My host asked if I was well, and I snapped back that I was fine. It wasn’t offended. Maybe that’s what it meant for one of these creatures to go to war; it’d had other people’s dying thoughts in its head without dying itself.

It led me down a tunnel into a room as large as a tennis court. I stopped just inside the entrance at the top of a long slope. Indirect “light” shone through gaps in the wall, but the room was dim to my dream senses.

Then other creatures like me entered the room, although the dim light made them little more than silhouettes. They filed in from somewhere, casually falling into ranks like soldiers.

God, it was so much like the food bank in Washaway that I couldn’t breathe. My dream body wanted to broadcast my panic but held it in. I’d had dozens of nightmares about the pets—no, people—I killed in Washaway, but none of them had been like this. This was too much. I backed toward the entrance.

One of the creatures moved toward me just the way the pets had, and I lost control.

The hooks around my torso untwined, and a loud trill whistled out of me. I knew I was beaming fear, fury, and the memory of what I’d done in Washaway directly into the minds of the creatures below me. I backed away from them, holding my “arms” out like a cobra’s hood to warn them away.

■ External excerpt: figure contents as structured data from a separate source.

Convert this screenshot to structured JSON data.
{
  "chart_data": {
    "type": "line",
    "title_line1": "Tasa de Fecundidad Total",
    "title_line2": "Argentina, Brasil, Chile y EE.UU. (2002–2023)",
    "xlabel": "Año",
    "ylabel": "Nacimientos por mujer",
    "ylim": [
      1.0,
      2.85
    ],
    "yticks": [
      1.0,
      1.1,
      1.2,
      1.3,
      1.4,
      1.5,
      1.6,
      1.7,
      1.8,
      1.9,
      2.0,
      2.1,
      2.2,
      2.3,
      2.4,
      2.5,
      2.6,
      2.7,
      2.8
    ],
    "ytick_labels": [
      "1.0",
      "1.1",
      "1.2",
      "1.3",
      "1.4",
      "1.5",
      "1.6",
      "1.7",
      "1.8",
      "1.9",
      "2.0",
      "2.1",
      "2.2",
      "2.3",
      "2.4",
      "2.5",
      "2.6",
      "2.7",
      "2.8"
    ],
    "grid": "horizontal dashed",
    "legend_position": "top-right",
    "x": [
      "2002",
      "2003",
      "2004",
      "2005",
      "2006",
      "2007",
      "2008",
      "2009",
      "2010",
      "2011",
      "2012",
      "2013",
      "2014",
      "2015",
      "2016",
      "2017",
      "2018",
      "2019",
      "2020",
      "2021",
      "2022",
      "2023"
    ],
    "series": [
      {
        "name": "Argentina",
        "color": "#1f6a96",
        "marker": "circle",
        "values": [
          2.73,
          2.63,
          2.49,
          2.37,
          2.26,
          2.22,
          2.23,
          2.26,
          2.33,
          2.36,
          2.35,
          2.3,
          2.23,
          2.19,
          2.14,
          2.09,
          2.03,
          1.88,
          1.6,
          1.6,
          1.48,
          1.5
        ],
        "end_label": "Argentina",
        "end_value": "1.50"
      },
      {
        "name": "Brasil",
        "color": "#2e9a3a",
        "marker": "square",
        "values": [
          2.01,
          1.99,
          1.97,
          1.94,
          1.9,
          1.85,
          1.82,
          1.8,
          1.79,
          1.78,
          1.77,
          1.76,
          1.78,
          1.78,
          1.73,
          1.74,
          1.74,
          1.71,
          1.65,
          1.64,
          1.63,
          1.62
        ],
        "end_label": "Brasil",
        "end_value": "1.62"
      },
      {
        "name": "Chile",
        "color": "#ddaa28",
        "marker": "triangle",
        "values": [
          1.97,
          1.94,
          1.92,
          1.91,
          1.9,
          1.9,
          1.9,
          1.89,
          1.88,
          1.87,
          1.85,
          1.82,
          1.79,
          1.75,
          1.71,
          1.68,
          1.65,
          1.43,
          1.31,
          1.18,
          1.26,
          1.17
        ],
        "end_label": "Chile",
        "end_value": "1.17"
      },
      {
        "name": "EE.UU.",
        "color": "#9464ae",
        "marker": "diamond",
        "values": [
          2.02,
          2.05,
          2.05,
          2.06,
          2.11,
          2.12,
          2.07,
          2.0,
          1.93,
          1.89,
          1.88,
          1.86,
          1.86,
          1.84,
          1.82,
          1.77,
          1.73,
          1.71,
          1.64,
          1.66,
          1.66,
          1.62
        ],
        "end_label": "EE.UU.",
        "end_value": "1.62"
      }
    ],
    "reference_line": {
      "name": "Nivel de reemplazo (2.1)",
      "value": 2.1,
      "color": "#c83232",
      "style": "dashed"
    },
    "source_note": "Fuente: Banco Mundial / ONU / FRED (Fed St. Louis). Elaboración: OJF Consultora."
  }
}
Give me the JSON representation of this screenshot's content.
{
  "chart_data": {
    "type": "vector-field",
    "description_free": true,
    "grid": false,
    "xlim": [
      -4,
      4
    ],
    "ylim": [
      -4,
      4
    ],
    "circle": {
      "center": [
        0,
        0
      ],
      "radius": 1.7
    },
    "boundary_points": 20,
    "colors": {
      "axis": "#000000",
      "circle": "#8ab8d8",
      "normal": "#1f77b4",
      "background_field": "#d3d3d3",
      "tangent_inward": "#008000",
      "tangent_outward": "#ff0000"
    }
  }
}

They fell into a panic, crowding toward the exits and trilling in fear.

My host came toward me and, over the blare of panic and confusion, unleashed a single blast of noise. It was almost above my range of hearing, and it turned my mind into a still, dark nothingness.

I awoke in the same alien body, feeling myself being pulled down the hall. I felt the gritty stone floor and suddenly knew that this wasn’t a dream—it wasn’t a vision. I was here, somehow, in this body and in this place. The liquid I’d found in that statue had transported me here, and …

My host loomed above me. It placed a single barb on the center of my body and at the same moment made a sound like a soothing, sustained note. It was telling me I had nothing to fear, unless I lashed out. I understood and was still.

Then it asked for the story at the source of my fear, and the tones it used were impossible to resist. I answered, and the sounds that came out of me told everything—every nuance—in a startlingly short time. It felt like opening up my mind.

My host kept putting questions into me, and I kept responding. I couldn’t hold back. These creatures didn’t seem to understand secrets, and they certainly didn’t understand shame.

It stole my entire life story within ten minutes, maybe less. I tried to make it stop, but it pressed its long spike a little harder against my flesh and urged me on. It couldn’t understand that it was taking something from me.

Then it promised to “fix” me.

It told me that I could keep my memory of the pets—of the people I’d killed, but it was going to erase the awful feelings that came with it. It couldn’t grasp why humans felt guilt or shame, and it was certain I’d be better off without it.